İslam’ın olmadığı bir dünya haksızlıkların, zulümlerin vahşetin ve kanın her tarafı bürüdüğü bir dünyadır. Zayıfların ezildiği, güçlülerin haklı olduğu, inim inim inlenilen, ağlamaktan gözlerde ferin kalmadığı bir dünyadır. Bir tarafta sadece zevk ve sefahat için trilyonlar havada uçuşur, Uzakdoğu seyahatleri yapılır; diğer tarafta ise kimilerinin zayıflıktan kemikleri sayılır hale gelmiştir, kimileri de yiyecek bir şeyler bulmak için gizli gizli çöpleri karıştırmaktadır. Bazıları ise böyle bir dünyada hayatta kalabilmek için hırsızlık, kap-kaç, gasp, adam öldürme ve nitelikli dolandırıcılık gibi konularda uzmanlaşmaya çalışmaktadır.

Kısacası İslam’ın olmadığı bir dünya insanlığın olmadığı, şefkat ve merhametin olmadığı, her şeyin menfaat ve madde olarak algılandığı, vicdanların yerini cüzdanların aldığı, organ mafyalarının ortaya çıktığı, yeni doğan çocukların topraklara gömüldüğü, çöplere ve siyah poşetler içinde nehirlere atıldığı, DNA ve babalık testi yaptırmak için hastanelerde uzun sıraların oluştuğu ucûbe bir dünyadır. Bir Hadis-i Şerifteki ifadesiyle kişinin bir kabrin başına varıp orada yatana “keşke senin yerinde ben olsaydım” diyeceği bir dünyadır.

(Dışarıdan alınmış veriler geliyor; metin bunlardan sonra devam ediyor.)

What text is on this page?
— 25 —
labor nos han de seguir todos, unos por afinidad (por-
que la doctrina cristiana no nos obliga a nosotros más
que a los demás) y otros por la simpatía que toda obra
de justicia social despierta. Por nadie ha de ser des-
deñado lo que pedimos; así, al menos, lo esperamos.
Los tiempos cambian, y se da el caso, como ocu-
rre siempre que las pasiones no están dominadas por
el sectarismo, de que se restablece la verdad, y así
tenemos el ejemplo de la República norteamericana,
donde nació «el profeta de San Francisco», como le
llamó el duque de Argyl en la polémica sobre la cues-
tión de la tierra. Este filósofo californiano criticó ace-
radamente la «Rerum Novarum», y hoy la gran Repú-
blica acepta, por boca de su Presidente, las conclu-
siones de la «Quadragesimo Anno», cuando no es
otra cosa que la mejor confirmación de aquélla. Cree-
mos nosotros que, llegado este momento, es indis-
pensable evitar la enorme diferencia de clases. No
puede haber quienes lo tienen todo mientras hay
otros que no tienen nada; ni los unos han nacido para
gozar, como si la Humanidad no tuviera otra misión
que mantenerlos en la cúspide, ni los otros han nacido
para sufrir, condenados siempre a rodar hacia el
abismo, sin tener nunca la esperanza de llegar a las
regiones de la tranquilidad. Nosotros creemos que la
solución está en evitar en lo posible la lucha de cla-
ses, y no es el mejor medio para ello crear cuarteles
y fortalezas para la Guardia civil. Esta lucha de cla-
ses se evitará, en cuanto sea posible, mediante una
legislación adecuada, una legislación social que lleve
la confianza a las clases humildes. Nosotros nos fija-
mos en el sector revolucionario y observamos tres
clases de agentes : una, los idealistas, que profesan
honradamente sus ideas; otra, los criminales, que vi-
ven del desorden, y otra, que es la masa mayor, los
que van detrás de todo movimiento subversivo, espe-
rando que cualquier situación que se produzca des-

İslam’ın olduğu bir dünya hakkında fikir edinebilmek için ise şimdilik tarihin sayfalarını karıştırmamız gerekecek. Orada yaşanmış, uygulanıp tecrübe edilmiş birçok örnek bize İslam’ın ne kadar gerekli ve önemli olduğunu göstermeye kâfi gelecektir. Örneğin Osmanlı’nın hatıraları daha tazedir ve unutulmamıştır.

Allah-u Teala bize en kısa zamanda İslam’ı hakkıyla öğrenmeyi, anlamayı ve yaşamayı nasip etsin. Değilse bizim de dünyanın da işi gerçekten çok zor.